The passenger pigeon was so plentiful in 19th century America that it totalled a staggering 40 per cent of the country’s entire bird population. Pigeon hunting became big business, and thousands of men would telegraph each other across the land to find out where the huge flocks were turning up next. So great and persistent was the onslaught upon them that as the century closed, the pigeons were on their last legs. Their billions had been reduced to just 250,000. In 1896 this last flock settled to breed in the forest near Ohio’s Green River. The hunters were waiting for them. They bagged 240,000 and loaded them onto a train to sell back east. A few miles down the track, the train derailed. No one could be bothered to collect the birds, and the final flock of passenger pigeons, possibly the most abundant bird ever to have lived, was left to rot by the side of a railway track.

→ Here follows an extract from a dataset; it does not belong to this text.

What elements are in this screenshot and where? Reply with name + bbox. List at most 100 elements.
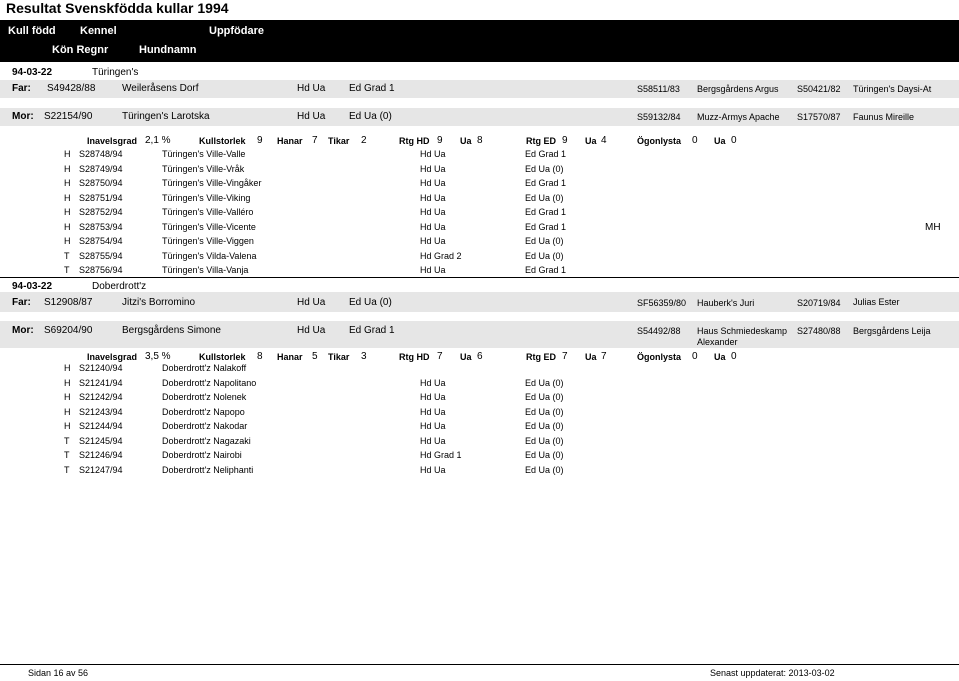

Try making a joke out of that.

Malcolm Tait’s new book The Birdwatcher’s Companion is published by Robson Books

 


Our cast of thousands: where are they now?

The population of the Magellanic penguin has fallen by 35 per cent in the last decade, thanks to a combination of frequent oil slicks off the Patagonian coast, and excessive fishing.

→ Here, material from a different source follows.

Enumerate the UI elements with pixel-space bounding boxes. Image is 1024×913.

The monarch butterfly is under severe threat from illegal logging activities in the central Mexican forests where they hibernate. Mexico, in turn, is blaming the US, where modern agricultural practices are reducing the quantity of the insect’s food-plant. According to the Mexican Environment Department, 75 per cent fewer monarchs arrived to hibernate in 2004.

Britain’s breeding starlings have declined in numbers by up to 49 per cent in the last quarter-century. The probable reason is the reduction of the country’s permanent pasture, the birds’ main feeding habitat.

The last wild passenger pigeon was shot in 1900. A few lived on in captivity, the last, known as Martha, dying in 1914.

Thanks to the 1989 CITES global ivory ban, elephants are holding on, their population still estimated to be a little over the 600,000 mark. In 1997, however, a few African countries were allowed to resurrect ‘restricted’ trade, and last year Namibia was added to that list. In recent years several countries have begun once more to report poaching activities.